Thursday, April 21, 2011

SONADIA. DISAPPEARING ISLAND

Remains of a Giant Turtle and a star fish in the beaches of Sonadia, Coxs' Bazar
It isn’t hard to find quotations to support the thesis that history has a habit of repeating itself.
Whilst Karl Marx’ famous observation that ‘History repeats itself, first as tragedy, second as farce’ may appear to many of us the most prophetic, it is the quotation that ‘ Each time history repeats itself the price goes up’ that may seem more appropriate in the case of the lovely Sonadia Island off Cox Bazar.
A giant turtle, lay lifeless in the beaches of Sonadia
In usually clear blue waters, filtered by the regularly appearing then disappearing sand banks that surround this lovely tropical sandy paradise, porpoises can be watched at play, and where turtles struggle ashore for egg laying, evening brings the return of thousands of sea birds.

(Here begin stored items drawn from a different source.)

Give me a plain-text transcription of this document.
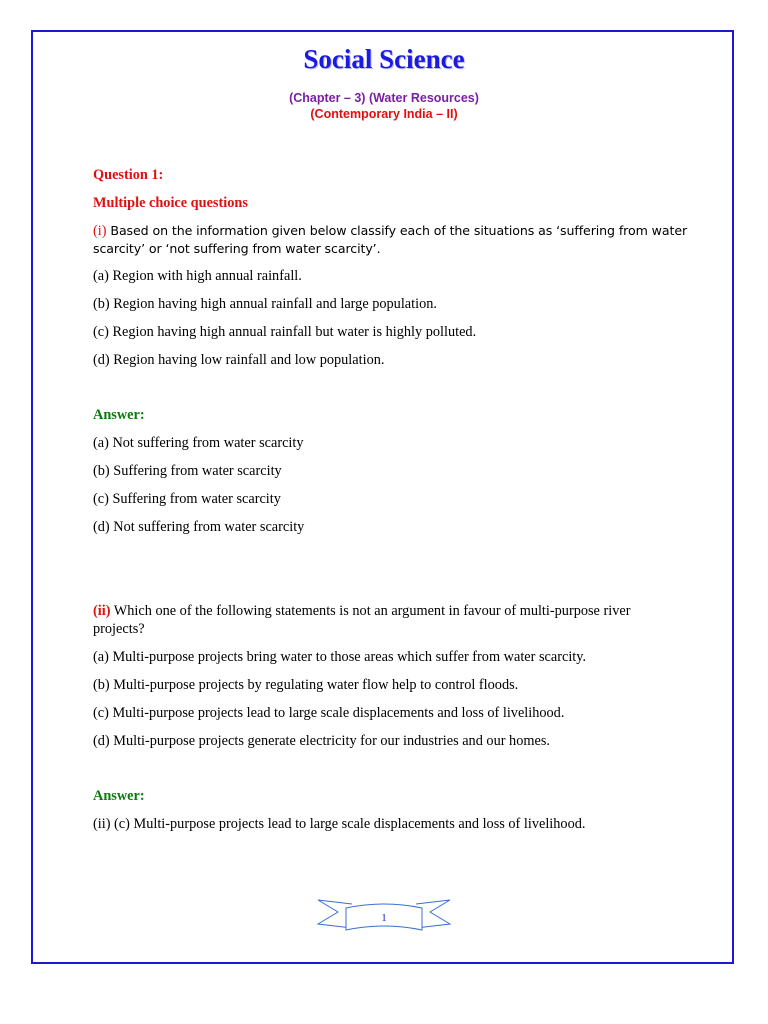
Social Science
(Chapter – 3) (Water Resources)
(Contemporary India – II)
Question 1:
Multiple choice questions
(i) Based on the information given below classify each of the situations as ‘suffering from water
scarcity’ or ‘not suffering from water scarcity’.
(a) Region with high annual rainfall.
(b) Region having high annual rainfall and large population.
(c) Region having high annual rainfall but water is highly polluted.
(d) Region having low rainfall and low population.
Answer:
(a) Not suffering from water scarcity
(b) Suffering from water scarcity
(c) Suffering from water scarcity
(d) Not suffering from water scarcity
(ii) Which one of the following statements is not an argument in favour of multi-purpose river
projects?
(a) Multi-purpose projects bring water to those areas which suffer from water scarcity.
(b) Multi-purpose projects by regulating water flow help to control floods.
(c) Multi-purpose projects lead to large scale displacements and loss of livelihood.
(d) Multi-purpose projects generate electricity for our industries and our homes.
Answer:
(ii) (c) Multi-purpose projects lead to large scale displacements and loss of livelihood.
1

On the beaches can be found cowries and oyster shells, and an unusually interesting flotsam and jetsam.
All of which is doomed to vanish, under an agreement for China to develop a deep water port that will link with road and rail developments under negotiation between the neighbouring countries of India, Myanmar and Bangladesh, with China.
Red Crab
What of history repeating itself? Well, it was to the coast of Bangladesh that invaders came from Afghanistan in 12th Century CE, and from Persia, Iraq and Turkey in 16th Century, to take possession of the gateway to the great trade route, the Southwest Silk Road, that from at least 5th Century BCE had linked south and central Asia, and offered traders for much further afield, Arabia and Europe, a road for commerce between the great and growing Empires of South, East, and West.
Surfing and life saving club of Sonadia
And in the 16th and 17th Centuries of the Common Era, it also brought to these shores the Portuguese, the British, the French and the Dutch, of whom, in the end, it was, of course, the British who  ‘scooped the pool’ of the wealth generated by the trade.

It was the great Brahmaputra itself that was then the gateway between South and Central Asia, and although this time around it seems that Sonadia will be at the gateway, there is little doubt that, this time around, the price will, indeed, have gone up. Both environmentally, and commercially. Maybe socially as well.